Yan-yan Zuo et al. J Crit Care. 2012 Apr.

Abstract

Purpose: The objective of this study was to retrospectively analyze the association of mean glucose level (MGL) and glycemic lability index (GLI; as a measure of glucose variability) with intensive care unit (ICU) mortality in patients with severe acute pancreatitis (SAP).

Materials and methods: Paper-based medical records of patients with SAP who were admitted to the ICU of West China Hospital between July 1, 2005, and July 1, 2010, were analyzed. Glucose measurements, demographic characteristics, clinical features, data on the first and second 24-hour Acute Physiology and Chronic Health Evaluation (APACHE) II scores, and outcomes were obtained. Time-weighted glucose parameters were used. We statistically analyzed the relationship between these variables and both ICU and hospital mortality.

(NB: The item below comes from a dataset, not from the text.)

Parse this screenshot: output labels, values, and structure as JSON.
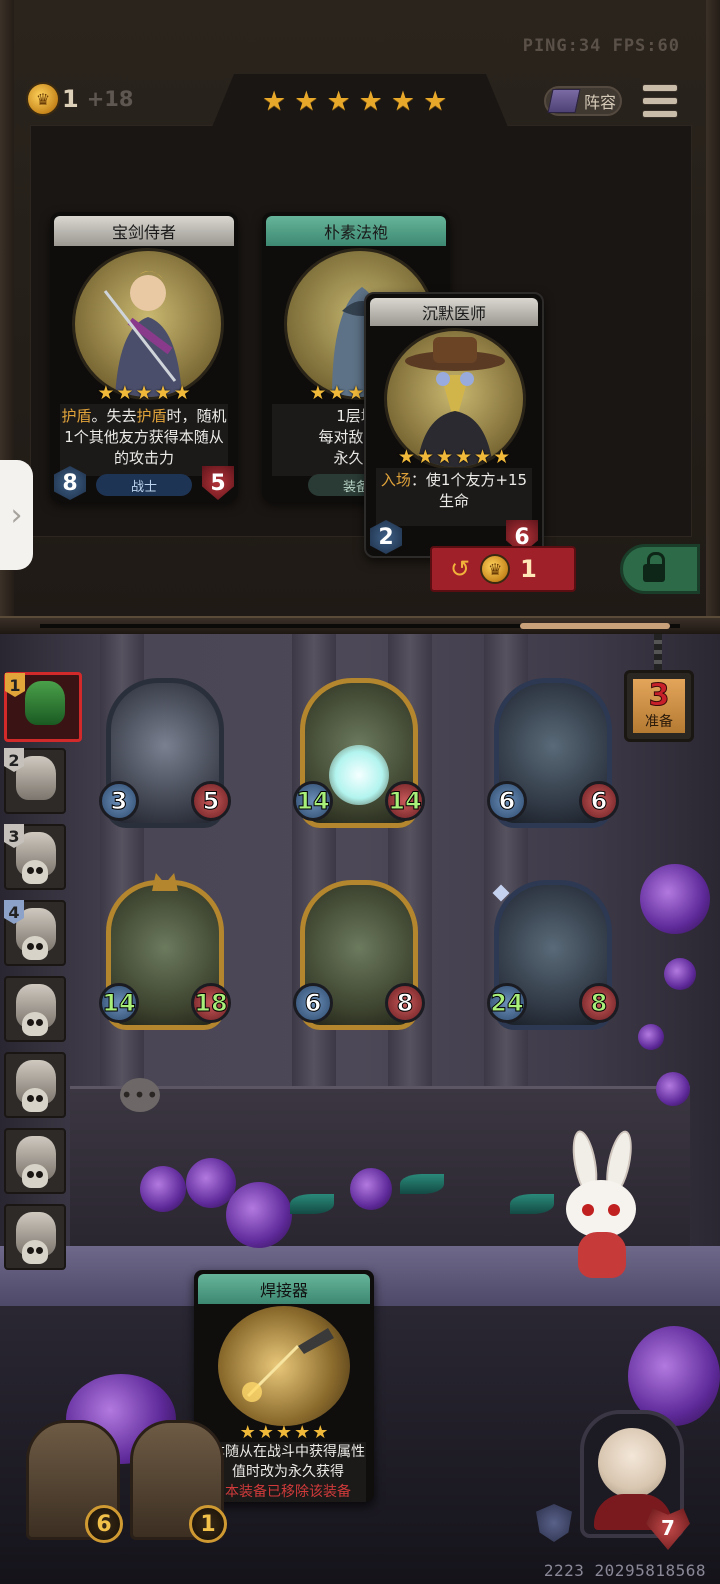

Results: A total of 294 patients with 34,796 glucose measurements were included in the final analysis. The time-weighted MGL was 9.31 ± 1.91 mmol/L, and the median of GLI was 55.27 (mmol/L)(2) h-(1) wk-(1). Intensive care unit mortality was 43.5% and increased progressively as GLI increased, reaching 62.5% of patients with GLI above 115.89 (mmol/L)(2) h-(1) wk-(1). The highest odds ratio for ICU death was found in patients with the highest quartile of GLI: odds ratio, 3.47 (95% confidence interval, 1.76-6.86; P < .000). No such relationship could be found with MGL. Glycemic lability index was better able to predict ICU death than was MGL (the area under the curves were 0.642 vs 0.561, respectively; z test was 2.677; P = .0074). The logistic regression analysis showed that GLI, the second 24-hour APACHE II score, and the number of organ failures upon ICU admission contributed independently to the risk of mortality.

Conclusions: We observed that GLI was a better predictor of ICU and hospital mortality than was MGL. Together with the second 24-hour APACHE II score and the number of organ failures upon ICU admission, GLI is an independent predictor of mortality in patients with SAP.